II Reacties op de Kinderrechtenmonitor 2015

De Kinderombudsman heeft op 8 december 2015 de Kinderrechtenmonitor 2015 gepubliceerd.

In deze monitor heeft de Kinderombudsman vier hoofdaanbevelingen geformuleerd, die volgens hem prioriteit verdienen en snelle actie vereisen van de wetgever, beleidsmakers en uitvoerders:

1. Verbeter de positie van kwetsbare kinderen.

1.1 Kinderen die jeugdhulp of zorg zoeken 1.2 Kinderen die het slachtoffer zijn van geweld 1.3 Kinderen die opgroeien in armoede 1.4 Kinderen die naar Nederland gevlucht zijn 1.5 Kinderen die in Caribisch Nederland wonen 2. Stel de belangen van kinderen voorop.

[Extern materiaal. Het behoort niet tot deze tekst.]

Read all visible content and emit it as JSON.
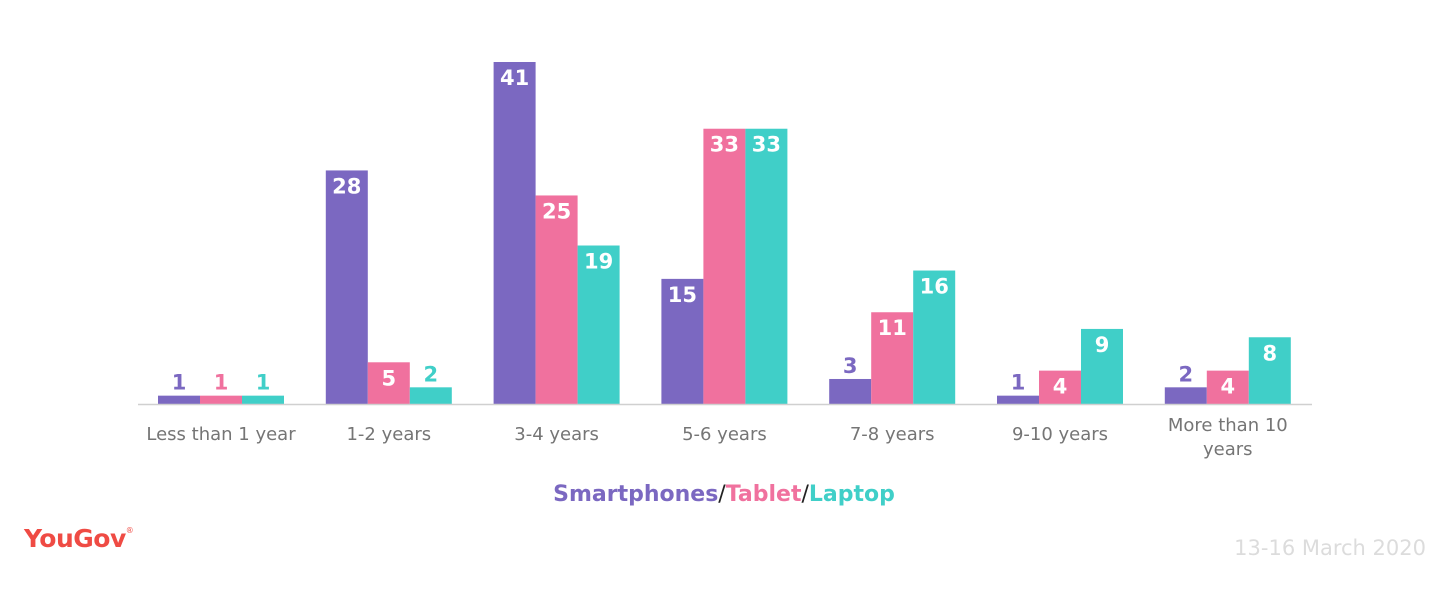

3. Maak werk van participatie.

4. Neem als Rijk en gemeenten samen verantwoordelijkheid voor kinderrechten.

(22)

Op 14 maart 2016 heeft de staatssecretaris van Volksgezondheid, Welzijn en Sport, mede namens de ministers en staatssecretarissen van Veiligheid en Justitie, Onderwijs, Cultuur en Wetenschap, Sociale Zaken en Werkgelegenheid en Binnenlandse Zaken en Koninkrijksrelaties (BZK) in een brief aan de Kinderombudsman een reactie gegeven op de aanbevelingen van de Kinderrechtenmonitor 2015 (Kamerstukken II 2015/16, 31 839, nr. 506). In de 12 pagina’s tellende kabinetsreactie wordt op de aanbevelingen per domein ingegaan. Mede naar aanleiding van de aanbevelingen van het VN-Kinderrechtencomité in 2015 geeft de staatssecretaris aan dat hij bereid is samen te werken met relevante organisaties om de situatie voor de kinderen in Nederland te verbeteren.

III Methode van onderzoek

Na het verschijnen van de eerste Kinderrechtenmonitor in mei 2012, de tweede in september 2013, de derde in december 2014 en de vierde in december 2015 heeft de Kinderombudsman opnieuw opdracht gegeven aan de Universiteit Leiden voor het ontwikkelen van een advies ten behoeve van de Kinderrechtenmonitor 2016. Op grond van zijn wettelijke bevoegdheid heeft de Kinderombudsman cijfers, informatie over beleid en wetgeving opgevraagd bij de Nederlandse overheid. Op basis van de verzamelde gegevens en uitgevoerde analyses en adviezen van het Centraal Bureau voor de Statistiek (CBS) heeft de Kinderombudsman met medewerking van de Universiteit Leiden deze monitor ontwikkeld.

Zes domeinen

Om vergelijking met voorgaande jaren mogelijk te maken, gebruikt deze monitor dezelfde zes kinderrechtendomeinen als in de vorige edities:

1. Gezinssituatie en alternatieve zorg;

2. Bescherming tegen exploitatie en geweld;

3. Vrijheidsbeneming en jeugdstrafrecht;

4. Toereikende levensstandaard;

5. Onderwijs;

6. Minderjarige vreemdelingen.

Gelet op de specifieke problematiek van minderjarige vreemdelingen is er ook dit jaar voor gekozen om deze groep apart te bespreken. Dit laat onverlet dat de andere domeinen ook relevant zijn voor deze groep kinderen.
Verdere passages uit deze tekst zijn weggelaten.